Introduction Of Reliant
In the fast-paced world of research and academia, time-consuming tasks like data extraction and literature review have traditionally fallen to grad students and interns. However, Reliant, a pioneering company, is changing the game with its AI-powered solution aimed at automating these laborious tasks, allowing researchers to focus on more meaningful work.
Table of Contents
AI’s Role in Reducing Menial Labor
It CEO, Karl Moritz, emphasizes the potential of AI to enhance the human experience by alleviating tedious work. “The best thing you can do with AI is improve the human experience: reduce menial labor and let people do the things that are important to them,” says Moritz. In the research world, one of the most time-consuming tasks is the literature review, where finding relevant sources amid an ocean of scientific publications can be daunting.

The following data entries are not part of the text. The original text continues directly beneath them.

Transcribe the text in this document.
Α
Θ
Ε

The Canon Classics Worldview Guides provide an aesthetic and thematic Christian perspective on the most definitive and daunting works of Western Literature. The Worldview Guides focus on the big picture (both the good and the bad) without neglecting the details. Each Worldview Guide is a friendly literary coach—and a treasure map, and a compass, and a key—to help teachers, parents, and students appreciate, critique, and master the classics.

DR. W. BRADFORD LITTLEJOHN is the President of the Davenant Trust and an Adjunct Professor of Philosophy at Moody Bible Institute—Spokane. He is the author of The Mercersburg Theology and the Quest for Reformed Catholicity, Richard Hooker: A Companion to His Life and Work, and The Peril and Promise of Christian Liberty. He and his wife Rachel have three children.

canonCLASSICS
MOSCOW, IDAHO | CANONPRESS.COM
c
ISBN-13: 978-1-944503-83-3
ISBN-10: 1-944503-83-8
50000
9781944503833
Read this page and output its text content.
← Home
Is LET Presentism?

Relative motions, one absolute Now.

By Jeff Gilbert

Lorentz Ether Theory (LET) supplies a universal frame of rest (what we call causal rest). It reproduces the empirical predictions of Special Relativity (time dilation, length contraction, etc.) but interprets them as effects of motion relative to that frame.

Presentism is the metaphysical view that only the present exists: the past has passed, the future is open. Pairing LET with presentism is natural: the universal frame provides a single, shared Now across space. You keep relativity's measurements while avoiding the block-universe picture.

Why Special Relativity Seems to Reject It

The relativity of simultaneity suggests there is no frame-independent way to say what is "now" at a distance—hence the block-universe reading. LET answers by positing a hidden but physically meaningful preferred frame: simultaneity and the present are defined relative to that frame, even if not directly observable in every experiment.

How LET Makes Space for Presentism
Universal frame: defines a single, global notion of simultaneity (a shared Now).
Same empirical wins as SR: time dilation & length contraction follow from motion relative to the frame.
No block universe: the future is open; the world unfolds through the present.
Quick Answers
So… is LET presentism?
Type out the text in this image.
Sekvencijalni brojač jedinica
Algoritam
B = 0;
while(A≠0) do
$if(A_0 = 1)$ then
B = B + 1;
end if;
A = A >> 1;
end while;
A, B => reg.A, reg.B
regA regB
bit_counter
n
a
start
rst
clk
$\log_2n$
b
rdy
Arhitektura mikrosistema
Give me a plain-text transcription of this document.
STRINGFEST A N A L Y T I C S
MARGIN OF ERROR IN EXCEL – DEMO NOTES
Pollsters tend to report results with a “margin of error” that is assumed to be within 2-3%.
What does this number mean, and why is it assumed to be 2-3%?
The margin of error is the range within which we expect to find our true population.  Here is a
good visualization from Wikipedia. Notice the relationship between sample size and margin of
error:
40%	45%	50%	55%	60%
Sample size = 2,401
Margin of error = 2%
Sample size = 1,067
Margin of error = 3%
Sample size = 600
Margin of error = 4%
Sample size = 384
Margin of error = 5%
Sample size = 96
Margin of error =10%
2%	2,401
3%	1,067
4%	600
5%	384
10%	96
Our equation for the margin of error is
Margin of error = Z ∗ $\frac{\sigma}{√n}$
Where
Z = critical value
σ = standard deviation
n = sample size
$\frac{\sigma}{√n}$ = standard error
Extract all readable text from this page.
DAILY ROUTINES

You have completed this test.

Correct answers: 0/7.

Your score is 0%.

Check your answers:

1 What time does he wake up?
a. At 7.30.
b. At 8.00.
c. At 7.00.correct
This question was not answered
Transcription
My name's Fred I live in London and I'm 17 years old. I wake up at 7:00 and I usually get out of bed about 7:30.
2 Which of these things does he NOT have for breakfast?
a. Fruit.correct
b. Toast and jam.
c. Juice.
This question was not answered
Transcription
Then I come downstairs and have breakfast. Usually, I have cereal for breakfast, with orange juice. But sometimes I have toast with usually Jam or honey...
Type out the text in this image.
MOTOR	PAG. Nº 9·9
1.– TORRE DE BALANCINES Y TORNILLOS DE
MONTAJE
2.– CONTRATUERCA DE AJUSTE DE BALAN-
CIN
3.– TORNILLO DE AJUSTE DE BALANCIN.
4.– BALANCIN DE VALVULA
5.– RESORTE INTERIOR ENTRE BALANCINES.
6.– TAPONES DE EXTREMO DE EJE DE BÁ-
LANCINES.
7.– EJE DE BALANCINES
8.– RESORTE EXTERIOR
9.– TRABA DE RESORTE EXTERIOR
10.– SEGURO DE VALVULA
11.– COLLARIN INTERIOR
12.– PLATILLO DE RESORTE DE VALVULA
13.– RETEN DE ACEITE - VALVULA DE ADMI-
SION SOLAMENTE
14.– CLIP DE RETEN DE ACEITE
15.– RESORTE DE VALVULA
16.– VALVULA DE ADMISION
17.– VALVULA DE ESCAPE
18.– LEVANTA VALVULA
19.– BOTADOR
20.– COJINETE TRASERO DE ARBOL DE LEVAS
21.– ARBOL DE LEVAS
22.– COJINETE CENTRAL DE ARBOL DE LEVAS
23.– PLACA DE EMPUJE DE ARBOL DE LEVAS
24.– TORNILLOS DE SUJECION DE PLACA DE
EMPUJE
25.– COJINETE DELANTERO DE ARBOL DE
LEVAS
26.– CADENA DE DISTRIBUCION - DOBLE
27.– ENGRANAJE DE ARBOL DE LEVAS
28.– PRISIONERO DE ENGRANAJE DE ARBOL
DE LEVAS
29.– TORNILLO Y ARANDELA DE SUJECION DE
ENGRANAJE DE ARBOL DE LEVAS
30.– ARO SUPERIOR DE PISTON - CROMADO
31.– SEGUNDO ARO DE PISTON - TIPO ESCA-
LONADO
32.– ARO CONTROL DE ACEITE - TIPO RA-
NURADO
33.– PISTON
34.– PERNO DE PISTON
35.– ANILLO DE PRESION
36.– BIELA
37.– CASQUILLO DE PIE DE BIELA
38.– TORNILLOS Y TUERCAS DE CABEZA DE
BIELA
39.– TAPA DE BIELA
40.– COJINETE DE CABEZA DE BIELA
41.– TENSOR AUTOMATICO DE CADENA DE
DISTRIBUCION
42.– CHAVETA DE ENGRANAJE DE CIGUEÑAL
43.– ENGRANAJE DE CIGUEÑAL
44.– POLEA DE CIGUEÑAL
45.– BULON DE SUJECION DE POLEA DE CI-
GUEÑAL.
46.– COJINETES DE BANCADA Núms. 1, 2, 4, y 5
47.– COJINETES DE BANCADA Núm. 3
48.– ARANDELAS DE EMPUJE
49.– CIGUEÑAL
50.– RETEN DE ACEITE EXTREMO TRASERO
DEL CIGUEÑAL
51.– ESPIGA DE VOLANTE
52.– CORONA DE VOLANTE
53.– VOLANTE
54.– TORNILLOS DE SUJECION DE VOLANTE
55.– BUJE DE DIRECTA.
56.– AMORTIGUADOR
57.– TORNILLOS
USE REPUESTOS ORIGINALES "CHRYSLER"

Moritz recalls a study where researchers had to sift through 3,500 scientific papers, with many proving irrelevant. This inefficiency prompted It to develop an AI solution capable of automating such tasks, reducing the time and effort spent on data extraction.
Introducing Tabular: Reliant’s Core Product
It core product, Tabular, is built on a combination of large language models (LLMs) and proprietary techniques, making it a powerful tool for data extraction. Unlike other models, which often produce an unacceptable error rate, Reliant’s Tabular achieves near-zero errors in complex tasks involving thousands of studies.
The process is simple: users input vast amounts of documents and specify the data they need. Reliant’s AI then meticulously sifts through the information, even if it’s poorly labeled or unstructured, and presents the data in a user-friendly interface. This allows researchers to focus on analyzing the information rather than extracting it.
Building a Tailored AI Solution
Reliant’s approach to AI isn’t just about flashy features but about creating a solution that accelerates scientific progress in highly technical domains. Investors have taken note, with the company raising $11.3 million in a seed round led by Tola Capital and Inovia Capital, alongside angel investor Mike Volpi.
To ensure the highest level of precision, It has invested in its own hardware, allowing the company to address complex tasks quickly and accurately. This in-house approach gives Reliant the flexibility to predict and prepare answers to common questions researchers might have, further streamlining the data extraction process.
Turning Ambiguity into Certainty
Scientific domains often present unique challenges, with metrics and terms varying across fields like pharmaceuticals and clinical trials. Reliant’s AI resolves these ambiguities, ensuring that data extraction is accurate and relevant to the specific domain. This attention to detail is what sets Reliant apart from other AI solutions, making it a trusted partner in scientific research.
A Focused Vision for the Future
Reliant’s primary goal is to establish that its technology can deliver value and sustain itself before expanding into more ambitious projects. “In order to make interesting progress, you have to have a big vision but you also need to start with something concrete,” Moritz explains. By focusing on for-profit companies, Reliant ensures its technology pays for itself, making it a viable long-term solution for the research industry.
Despite the competition from AI giants like OpenAI and Anthropic, Reliant remains optimistic. Chief Science Officer Marc Bellemare highlights the company’s proprietary models as a key differentiator, allowing Reliant to offer unique solutions tailored to the needs of researchers.
Conclusion: Precision Where It Matters
As the biotech and research industries continue to embrace AI, Reliant is poised to lead the way with its precision-focused approach. While other companies may settle for a 95% solution, Reliant’s commitment to accuracy and reliability makes it a valuable ally for those in fields where mistakes are not an option. As Moritz puts it, “We’re for where precision and recall really matter, and where mistakes really matter. And frankly, that’s enough, we’re happy to leave the rest to others.”